Current state law provides a religious exception for mandatory reporting of confirmed or suspected child abuse. Cases when “the knowledge or suspicion [of abuse] is derived from information received in the capacity of spiritual adviser,” such as in the confessional, do not require reporting the abuse to authorities. The bill sponsored by Lee and other senators would have revoked that exception.


The North Dakota Catholic Conference published a statement on Friday agreeing with Lee’s goals of fighting child abuse, but disagreeing over her legislation. 


“We share in Senator’s Lee call to do more to prevent child abuse.  We simply disagreed about the bill,” said a statement from the North Dakota Catholic Conference on its Facebook page on Friday. 


“The North Dakota Catholic Conference looks forward to working with her and all legislators for the protection of the weakest among us and the common good,” the conference said, thanking all who contacted their state senators in opposition to the legislation. 


Lee said that the conversation regarding child abuse “has to continue.” 


“We all need to do what we can to protect these little ones by intervening,” she said. 


According to the Code of Canon Law, the seal of confession is “inviolable.” A priest cannot reveal the contents of a confession, nor can he say if the confession took place; for violating the seal, a priest can incur a latae sententiae excommunication.


Both of North Dakota’s bishops had previously written letters to Catholics saying that the state’s bill violated religious freedom.


Bishop David Kagan of Bismarck on Jan. 20 described the bill as one that would “[m]ake the State and not our beloved Catholic Church the moderator of our faith and our sacramental life.” 


“If this bill passes it will have a direct impact on every Catholic in the State,” he said. “If this bill passes it will impede directly our free exercise of our religious beliefs and practices.”

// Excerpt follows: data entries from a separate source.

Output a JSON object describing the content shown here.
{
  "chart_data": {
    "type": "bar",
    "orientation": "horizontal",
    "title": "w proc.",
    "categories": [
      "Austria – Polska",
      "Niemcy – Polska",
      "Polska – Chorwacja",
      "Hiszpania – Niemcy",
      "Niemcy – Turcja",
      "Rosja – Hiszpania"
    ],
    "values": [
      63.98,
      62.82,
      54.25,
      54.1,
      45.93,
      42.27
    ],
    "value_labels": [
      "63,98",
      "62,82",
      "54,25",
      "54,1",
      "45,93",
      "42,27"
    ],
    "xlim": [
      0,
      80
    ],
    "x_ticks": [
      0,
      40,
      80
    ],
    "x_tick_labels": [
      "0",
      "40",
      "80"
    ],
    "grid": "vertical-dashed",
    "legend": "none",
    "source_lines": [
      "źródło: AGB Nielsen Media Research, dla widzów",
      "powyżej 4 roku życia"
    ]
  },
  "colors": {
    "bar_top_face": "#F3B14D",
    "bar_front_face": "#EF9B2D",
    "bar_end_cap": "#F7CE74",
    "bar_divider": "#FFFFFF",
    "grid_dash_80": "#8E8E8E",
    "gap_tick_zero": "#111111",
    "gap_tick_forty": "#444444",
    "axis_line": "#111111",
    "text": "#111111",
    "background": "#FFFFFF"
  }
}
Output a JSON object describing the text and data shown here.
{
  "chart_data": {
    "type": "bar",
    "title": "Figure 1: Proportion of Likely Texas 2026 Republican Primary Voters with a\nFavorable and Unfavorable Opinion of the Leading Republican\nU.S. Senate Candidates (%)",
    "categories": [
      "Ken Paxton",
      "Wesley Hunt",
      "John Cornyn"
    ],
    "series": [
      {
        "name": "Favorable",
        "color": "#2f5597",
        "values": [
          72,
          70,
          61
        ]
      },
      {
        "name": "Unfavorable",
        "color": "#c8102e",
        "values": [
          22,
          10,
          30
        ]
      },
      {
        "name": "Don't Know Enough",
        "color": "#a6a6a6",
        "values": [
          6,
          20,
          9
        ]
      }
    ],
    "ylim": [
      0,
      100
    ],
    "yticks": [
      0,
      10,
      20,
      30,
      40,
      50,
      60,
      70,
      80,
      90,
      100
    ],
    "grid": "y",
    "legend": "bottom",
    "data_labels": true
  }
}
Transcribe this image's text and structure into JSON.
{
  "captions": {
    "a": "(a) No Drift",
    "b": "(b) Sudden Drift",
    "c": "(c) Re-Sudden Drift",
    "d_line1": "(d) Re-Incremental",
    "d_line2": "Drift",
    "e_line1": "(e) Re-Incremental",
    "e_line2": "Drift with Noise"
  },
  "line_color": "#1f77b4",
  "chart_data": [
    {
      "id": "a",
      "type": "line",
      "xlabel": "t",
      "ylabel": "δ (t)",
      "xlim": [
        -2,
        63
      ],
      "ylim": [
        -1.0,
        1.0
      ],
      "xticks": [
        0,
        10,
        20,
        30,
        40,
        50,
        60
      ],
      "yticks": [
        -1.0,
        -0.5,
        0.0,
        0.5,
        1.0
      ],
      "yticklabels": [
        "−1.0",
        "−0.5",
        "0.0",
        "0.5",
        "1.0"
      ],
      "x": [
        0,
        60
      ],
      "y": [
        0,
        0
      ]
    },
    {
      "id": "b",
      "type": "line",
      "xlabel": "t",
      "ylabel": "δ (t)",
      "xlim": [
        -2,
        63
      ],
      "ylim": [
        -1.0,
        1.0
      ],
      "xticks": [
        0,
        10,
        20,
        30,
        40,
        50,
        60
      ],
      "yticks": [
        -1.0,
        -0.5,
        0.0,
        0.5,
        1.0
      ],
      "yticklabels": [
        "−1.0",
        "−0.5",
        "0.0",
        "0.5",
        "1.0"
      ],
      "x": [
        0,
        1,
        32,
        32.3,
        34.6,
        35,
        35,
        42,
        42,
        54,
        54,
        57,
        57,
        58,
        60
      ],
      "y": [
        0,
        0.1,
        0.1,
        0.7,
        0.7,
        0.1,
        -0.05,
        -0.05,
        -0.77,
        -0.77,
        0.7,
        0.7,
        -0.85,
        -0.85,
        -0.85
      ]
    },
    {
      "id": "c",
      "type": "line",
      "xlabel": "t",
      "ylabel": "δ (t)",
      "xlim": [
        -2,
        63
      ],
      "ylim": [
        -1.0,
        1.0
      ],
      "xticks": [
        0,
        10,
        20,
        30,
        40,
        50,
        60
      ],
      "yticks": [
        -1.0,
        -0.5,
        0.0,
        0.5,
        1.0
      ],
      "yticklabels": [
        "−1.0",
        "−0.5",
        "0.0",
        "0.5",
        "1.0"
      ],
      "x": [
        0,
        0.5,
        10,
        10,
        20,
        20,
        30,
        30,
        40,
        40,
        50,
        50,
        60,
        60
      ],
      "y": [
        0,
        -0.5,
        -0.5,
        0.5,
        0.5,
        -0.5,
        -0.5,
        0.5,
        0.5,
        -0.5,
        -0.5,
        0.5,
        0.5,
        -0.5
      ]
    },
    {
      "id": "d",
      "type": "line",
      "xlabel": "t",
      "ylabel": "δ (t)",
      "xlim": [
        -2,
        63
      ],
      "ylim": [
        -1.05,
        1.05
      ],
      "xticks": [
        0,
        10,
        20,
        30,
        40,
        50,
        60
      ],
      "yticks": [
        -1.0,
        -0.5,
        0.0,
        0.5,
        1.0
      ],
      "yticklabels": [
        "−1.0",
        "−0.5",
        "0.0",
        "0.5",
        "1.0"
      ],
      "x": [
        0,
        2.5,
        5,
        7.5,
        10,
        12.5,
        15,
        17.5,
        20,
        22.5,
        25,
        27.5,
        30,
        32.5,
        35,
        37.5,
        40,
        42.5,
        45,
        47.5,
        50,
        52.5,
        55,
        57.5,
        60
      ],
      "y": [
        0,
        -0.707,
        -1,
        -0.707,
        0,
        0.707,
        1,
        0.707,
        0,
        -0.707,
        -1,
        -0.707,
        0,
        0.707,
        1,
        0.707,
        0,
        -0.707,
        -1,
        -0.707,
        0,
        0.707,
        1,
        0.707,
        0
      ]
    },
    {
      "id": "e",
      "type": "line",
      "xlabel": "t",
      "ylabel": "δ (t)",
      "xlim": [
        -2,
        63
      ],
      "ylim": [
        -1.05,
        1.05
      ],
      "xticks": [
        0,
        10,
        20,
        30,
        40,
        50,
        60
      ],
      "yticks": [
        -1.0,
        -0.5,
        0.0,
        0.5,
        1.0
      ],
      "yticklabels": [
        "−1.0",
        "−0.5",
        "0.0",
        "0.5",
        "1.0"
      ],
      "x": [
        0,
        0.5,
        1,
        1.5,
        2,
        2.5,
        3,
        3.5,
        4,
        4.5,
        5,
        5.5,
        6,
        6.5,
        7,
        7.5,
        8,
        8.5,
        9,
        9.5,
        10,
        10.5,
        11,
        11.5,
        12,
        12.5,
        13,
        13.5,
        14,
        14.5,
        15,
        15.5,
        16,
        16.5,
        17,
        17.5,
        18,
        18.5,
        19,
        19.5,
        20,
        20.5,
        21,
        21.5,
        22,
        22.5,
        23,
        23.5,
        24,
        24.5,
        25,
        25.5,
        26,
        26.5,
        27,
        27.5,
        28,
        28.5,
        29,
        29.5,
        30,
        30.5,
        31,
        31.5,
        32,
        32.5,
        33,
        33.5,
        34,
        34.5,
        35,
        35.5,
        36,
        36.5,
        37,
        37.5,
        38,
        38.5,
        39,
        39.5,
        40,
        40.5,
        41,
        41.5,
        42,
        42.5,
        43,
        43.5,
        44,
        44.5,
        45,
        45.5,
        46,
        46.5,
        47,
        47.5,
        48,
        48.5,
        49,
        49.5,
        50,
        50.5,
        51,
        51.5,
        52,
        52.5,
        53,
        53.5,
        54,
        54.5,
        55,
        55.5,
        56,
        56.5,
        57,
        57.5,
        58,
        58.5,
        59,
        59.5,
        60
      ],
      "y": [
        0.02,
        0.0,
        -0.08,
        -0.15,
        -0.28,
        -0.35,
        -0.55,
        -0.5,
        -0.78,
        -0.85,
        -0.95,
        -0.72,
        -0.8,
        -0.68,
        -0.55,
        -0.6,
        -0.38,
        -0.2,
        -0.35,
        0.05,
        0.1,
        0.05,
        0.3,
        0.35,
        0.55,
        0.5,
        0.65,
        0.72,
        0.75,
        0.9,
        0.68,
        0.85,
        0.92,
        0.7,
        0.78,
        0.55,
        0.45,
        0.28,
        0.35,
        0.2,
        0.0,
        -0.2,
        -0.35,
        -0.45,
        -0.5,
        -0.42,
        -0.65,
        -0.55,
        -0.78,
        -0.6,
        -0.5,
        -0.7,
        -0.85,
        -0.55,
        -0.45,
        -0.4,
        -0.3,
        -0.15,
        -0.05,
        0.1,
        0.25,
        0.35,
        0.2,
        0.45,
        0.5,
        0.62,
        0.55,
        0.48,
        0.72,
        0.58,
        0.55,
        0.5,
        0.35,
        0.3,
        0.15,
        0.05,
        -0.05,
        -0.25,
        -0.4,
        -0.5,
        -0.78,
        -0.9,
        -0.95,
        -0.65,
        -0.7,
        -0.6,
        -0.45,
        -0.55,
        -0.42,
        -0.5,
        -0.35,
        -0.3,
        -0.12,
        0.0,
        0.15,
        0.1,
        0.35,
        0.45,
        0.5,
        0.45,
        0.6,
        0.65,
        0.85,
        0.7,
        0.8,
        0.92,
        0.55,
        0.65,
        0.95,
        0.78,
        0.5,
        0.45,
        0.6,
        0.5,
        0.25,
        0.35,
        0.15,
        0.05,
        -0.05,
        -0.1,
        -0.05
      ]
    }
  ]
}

The Bishop of Fargo said the bill was “inherently biased against religion.” 


“The Church condemns the abuse of minors by any person. Priests and deacons are already mandated reporters of any suspected abuse of a minor,” Bishop John Folda of Fargo stated on Jan. 22. “Up until now, spiritual advising has been exempted from this mandate, but SB 2180 would end this exemption.”


Folda stated that the bill, if it became law, would “violate the rights of all people of faith to practice their religion without government interference.”


Furthermore, he warned that “for centuries, tyrants have attempted to infiltrate the sanctity of the confessional for their own ends, and this is yet another attempt to violate the sacred confidentiality of the Sacrament of Reconciliation.”